Chap 2 Wingit
"Mayang mau dibawa ke mana, Romo?" Langkah kecil gadis mungil itu terhenti. Dia terlihat sangat lelah menelusuri jauh ke dalam hutan. Napasnya terengah-engah, di tengah malam ini romonya kembali membangunkannya dan membawanya ke dalam hutan.
Ibunya yang tengah membawa sesajen berjongkok bermaksud untuk menggendong Mayang yang sudah kelelahan. Namun dengan isyarat mata, suaminya melarangnya. Suasana hutan sangatlah mencekam, bisa saja ada harimau atau makhluk buas lainnya memergoki mereka saat ini. Namun, seakan sudah terbiasa para hewan hutan ini pun, tak ada yang muncul. Suara burung gagak mengiringi perjalanan mereka. Sesekali raungan anjing hutan pun terdengar, membuat Mayang Sari bergidik ngeri.
Baju serba hitam, dan berbagai jenis tengkorak kepala yang mengalungi leher. Mata yang dikelilingi lingkaran hitam serta kumis tebal itu menatap tajam Mayang. Ayam berkokok, hari siang. Segala keinginan dan impiannya akan tercapai sebentar lagi. Ya, setelah anaknya menjadi seorang pengantin demit hutan Lawu ini. Semua itu akan tercapai kelak jika Mayang sari sudah beranjak remaja.
"Kita sudah sampai."
Lagi-lagi, romonya membawanya ke tempat menakutkan ini. Sebuah pohon beringin besar yang dikelilingi sajen dan obor untuk menerangi tempat itu. Tempat ini adalah tempat bersemedi dan tempat pemujaan demit hutan Lawu.
"Mayang takut, Romo." Wajah Mayang Sari terlihat pucat pasi.
Entah apa yang akan diperintahkan romo kali ini. Tiap malam satu suro, romonya akan mengajaknya pergi ke hutan tengah malam untuk mengikuti sebuah ritual aneh. Jika dulu, dia diperintahkan untuk membawa sesajen dan mengelilingi pohon itu, kali ini romonya meminta ibunya untuk melucuti seluruh pakaiannya dan memikul nampan berisi sajen, berjalan mengelilingi tempat pemujaan.

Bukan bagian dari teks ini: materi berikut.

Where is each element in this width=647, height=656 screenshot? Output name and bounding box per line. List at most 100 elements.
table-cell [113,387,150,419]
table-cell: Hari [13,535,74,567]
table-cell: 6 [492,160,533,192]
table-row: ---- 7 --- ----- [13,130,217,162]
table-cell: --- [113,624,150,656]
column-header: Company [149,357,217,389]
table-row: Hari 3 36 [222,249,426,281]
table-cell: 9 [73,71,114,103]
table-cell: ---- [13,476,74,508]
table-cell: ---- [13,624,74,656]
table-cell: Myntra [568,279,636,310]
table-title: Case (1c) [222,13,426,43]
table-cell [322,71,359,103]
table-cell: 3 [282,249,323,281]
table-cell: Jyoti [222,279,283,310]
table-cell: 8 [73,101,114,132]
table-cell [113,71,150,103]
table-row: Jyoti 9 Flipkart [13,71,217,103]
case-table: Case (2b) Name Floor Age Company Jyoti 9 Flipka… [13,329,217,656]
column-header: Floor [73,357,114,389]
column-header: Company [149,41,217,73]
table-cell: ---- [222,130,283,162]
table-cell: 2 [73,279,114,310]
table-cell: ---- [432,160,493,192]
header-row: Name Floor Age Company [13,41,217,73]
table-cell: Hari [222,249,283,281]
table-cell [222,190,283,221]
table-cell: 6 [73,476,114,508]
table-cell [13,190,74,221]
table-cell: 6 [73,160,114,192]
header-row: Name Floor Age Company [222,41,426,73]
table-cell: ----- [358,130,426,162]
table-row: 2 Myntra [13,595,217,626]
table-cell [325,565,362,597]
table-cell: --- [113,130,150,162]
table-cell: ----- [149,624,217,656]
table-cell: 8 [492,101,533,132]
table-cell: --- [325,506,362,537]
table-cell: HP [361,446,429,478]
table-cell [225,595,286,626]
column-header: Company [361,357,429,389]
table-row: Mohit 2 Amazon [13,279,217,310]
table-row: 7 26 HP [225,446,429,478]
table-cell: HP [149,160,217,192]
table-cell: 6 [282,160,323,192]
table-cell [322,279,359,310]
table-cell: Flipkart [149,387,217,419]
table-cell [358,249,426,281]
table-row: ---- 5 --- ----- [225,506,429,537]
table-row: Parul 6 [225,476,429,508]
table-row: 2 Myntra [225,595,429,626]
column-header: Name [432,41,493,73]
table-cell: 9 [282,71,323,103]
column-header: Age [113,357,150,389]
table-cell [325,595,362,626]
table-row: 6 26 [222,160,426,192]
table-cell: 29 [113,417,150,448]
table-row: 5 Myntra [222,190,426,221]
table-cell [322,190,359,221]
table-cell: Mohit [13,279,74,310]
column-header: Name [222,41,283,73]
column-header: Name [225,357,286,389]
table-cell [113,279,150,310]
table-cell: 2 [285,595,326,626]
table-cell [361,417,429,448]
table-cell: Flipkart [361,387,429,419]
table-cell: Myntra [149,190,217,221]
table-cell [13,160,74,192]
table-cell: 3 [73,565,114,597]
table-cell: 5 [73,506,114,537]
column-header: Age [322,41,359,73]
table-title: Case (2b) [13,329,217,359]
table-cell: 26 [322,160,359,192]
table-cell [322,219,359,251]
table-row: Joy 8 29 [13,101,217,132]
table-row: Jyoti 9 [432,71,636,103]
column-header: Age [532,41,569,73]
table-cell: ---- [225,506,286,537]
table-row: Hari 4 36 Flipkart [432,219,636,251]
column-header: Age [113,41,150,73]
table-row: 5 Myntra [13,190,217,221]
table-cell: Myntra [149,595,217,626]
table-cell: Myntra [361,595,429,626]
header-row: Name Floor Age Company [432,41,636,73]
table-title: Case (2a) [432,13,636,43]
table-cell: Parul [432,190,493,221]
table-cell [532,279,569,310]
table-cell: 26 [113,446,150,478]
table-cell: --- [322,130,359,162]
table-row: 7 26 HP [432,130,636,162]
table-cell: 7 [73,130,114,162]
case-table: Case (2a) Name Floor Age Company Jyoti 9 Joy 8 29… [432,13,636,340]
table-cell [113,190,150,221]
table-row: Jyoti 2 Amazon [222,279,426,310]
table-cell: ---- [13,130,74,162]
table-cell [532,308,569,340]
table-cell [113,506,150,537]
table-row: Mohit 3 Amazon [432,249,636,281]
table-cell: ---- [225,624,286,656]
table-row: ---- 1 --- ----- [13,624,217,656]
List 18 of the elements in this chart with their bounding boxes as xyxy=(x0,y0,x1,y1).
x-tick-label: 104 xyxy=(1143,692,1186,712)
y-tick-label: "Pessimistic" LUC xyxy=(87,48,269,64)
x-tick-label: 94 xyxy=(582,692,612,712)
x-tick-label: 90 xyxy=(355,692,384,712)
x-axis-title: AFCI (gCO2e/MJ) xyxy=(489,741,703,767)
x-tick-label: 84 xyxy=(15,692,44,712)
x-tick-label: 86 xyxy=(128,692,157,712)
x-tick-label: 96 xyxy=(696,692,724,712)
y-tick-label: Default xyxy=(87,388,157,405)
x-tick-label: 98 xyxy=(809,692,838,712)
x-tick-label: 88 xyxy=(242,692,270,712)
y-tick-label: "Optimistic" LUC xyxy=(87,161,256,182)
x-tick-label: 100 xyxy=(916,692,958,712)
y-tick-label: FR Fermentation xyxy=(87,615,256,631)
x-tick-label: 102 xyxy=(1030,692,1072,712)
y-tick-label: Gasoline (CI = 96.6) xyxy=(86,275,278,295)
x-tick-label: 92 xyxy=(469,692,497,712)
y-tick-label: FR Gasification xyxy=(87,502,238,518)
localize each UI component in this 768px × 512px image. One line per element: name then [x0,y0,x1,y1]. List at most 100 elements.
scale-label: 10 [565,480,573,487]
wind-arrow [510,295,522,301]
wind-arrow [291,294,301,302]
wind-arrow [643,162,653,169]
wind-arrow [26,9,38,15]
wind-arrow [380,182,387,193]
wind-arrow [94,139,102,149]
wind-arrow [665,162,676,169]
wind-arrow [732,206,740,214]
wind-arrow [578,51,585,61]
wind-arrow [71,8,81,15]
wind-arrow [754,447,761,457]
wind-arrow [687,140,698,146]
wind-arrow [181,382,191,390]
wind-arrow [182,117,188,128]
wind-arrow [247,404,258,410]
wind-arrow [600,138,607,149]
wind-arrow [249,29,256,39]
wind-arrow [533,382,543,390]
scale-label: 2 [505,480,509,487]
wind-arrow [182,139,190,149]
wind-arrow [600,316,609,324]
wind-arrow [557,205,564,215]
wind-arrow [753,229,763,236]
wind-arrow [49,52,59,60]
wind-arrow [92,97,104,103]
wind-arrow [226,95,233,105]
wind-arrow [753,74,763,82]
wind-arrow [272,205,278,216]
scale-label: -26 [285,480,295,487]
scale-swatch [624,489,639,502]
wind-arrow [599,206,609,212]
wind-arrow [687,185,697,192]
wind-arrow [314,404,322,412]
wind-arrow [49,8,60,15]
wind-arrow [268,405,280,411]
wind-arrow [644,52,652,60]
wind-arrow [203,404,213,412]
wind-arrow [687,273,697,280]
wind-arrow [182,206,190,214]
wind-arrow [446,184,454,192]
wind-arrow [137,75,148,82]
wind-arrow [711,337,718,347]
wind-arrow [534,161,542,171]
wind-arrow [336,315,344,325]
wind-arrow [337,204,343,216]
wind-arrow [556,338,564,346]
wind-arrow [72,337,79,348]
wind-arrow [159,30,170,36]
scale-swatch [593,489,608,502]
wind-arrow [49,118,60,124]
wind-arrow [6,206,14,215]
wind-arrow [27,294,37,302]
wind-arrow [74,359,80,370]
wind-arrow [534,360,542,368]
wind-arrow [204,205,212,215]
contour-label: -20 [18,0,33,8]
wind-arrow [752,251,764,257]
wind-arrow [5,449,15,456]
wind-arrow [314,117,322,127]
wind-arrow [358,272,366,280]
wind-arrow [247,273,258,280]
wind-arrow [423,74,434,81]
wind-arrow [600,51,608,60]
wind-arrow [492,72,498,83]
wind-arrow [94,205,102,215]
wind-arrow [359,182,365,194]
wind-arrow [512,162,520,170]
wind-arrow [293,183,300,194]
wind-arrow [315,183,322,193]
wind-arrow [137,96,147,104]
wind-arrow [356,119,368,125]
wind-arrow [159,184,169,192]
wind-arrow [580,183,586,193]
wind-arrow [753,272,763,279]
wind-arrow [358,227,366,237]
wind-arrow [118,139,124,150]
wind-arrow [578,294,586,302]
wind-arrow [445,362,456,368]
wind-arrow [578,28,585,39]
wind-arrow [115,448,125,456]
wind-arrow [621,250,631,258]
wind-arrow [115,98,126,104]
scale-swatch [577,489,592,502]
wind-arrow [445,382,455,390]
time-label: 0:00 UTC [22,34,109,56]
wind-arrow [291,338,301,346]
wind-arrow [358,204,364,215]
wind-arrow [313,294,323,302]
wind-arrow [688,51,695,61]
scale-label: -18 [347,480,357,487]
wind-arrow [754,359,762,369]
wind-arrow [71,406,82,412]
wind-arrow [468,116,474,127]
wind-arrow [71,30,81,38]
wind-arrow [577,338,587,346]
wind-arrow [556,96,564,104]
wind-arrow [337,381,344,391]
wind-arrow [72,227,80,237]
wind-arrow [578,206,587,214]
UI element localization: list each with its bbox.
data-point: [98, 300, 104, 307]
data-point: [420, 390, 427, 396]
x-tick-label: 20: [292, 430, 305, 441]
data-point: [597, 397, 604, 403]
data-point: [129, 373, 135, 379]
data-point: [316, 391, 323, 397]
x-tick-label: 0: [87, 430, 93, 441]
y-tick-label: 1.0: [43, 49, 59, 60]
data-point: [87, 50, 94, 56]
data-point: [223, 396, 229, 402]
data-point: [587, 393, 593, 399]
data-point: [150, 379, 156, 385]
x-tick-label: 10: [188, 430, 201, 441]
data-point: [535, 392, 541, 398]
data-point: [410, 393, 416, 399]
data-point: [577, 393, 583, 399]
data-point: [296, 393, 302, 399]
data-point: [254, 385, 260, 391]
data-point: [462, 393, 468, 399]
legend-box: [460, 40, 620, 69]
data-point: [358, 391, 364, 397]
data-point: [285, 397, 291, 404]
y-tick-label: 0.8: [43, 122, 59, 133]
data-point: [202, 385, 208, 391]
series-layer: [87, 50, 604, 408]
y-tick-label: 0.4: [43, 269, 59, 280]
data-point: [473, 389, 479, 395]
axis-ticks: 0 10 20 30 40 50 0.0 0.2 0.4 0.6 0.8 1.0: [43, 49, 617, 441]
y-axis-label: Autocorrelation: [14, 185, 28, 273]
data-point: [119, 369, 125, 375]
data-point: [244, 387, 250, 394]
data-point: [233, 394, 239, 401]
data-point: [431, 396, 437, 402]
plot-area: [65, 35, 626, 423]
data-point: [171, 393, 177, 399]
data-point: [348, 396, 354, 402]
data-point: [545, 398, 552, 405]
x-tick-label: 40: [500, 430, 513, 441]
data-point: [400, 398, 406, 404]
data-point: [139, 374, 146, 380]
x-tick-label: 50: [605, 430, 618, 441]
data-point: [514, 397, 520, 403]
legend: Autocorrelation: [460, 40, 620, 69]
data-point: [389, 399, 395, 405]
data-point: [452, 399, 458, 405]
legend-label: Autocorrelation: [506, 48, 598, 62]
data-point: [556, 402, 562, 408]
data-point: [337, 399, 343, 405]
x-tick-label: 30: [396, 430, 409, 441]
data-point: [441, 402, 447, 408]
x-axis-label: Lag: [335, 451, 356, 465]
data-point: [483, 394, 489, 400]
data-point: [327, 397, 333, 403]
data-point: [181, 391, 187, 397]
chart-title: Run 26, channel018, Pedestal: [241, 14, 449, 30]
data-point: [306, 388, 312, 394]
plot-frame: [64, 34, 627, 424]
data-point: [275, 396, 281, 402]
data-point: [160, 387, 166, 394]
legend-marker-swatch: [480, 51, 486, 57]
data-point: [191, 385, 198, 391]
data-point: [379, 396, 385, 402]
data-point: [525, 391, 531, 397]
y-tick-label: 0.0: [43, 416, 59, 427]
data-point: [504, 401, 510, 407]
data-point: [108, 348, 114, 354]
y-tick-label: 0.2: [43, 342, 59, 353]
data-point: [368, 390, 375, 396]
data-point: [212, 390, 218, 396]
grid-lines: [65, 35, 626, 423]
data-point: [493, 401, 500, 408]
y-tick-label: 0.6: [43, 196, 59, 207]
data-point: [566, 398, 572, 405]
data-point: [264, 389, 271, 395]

Dingin menusuk setiap senti tulangnya. Tanpa sehelai kain pun yang melindungi kulitnya, dia berjalan tertatih-tatih sembari menggigil, menahan dingin yang hampir mengebaskan jari jemarinya.
Wajahnya semakin pucat, kulitnya pun sudah hampir berganti warna akibat dingin yang semakin menusuk. Mayang Sari menghentikan langkahnya saat sebuah cairan merah keluar dari hidungnya, dia pun terjatuh dan tak sadarkan diri.
Ketika Mayang sari membuka matanya dia sudah berada di kamarnya. Aroma kemenyan terasa lebih menyengat dari biasanya. Dia menengok ke bawah ranjangnya. Tepat sekali, ibunya pasti membakar kemenyan lebih banyak dari biasanya.
Suara decitan pintu terdengar, seorang wanita masuk membawa nampan berisi makanan. Sepiring kue serabi serta semangkuk kembang melati serta air teh hangat dan ... kemenyan.
Mayang sari memang sejak kecil senang memakan kembang melati namun, sangat tidak suka dengan aroma kemenyan. Walau sudah terbiasa namun, entah mengapa tetap saja dia tak suka dengan aroma benda itu.
Sudah berkali-kali dia protes pada ibunya untuk mengurangi sedikit agar aromanya tak begitu menyengat. Namun, ibunya hanya terdiam dan tak menjawab permintaannya itu. Ibunya adalah teman satu-satunya bagi Mayang. Tempat meluap kan keluh kesahnya. Walau ibunya tak pernah menjawab segala pertanyaannya dan tak pernah tersenyum padanya, namun dia sangat menyayangi ibunya.
Ibunya sangat patuh pada perintah romo. Dia sama sekali tak pernah membantah atau bahkan memotong ucapan romo. Tiap romo marah dengan kelakuan Mayang, ibunya hanya bersujud dan bersimpuh meminta ampun di kaki romo. Dulu pernah sekali romo memergoki ibunya membawa dia keluar rumah. Saat itulah ibunya dicambuk sampai seratus kali dengan rotan. Mayang Sari hanya dapat menangis melihat ibunya disiksa sedemikian sadisnya.
Berkali-kali romonya mengatakan jika kelak Mayang Sari melakukan seperti ibunya makan dia juga akan dihukum.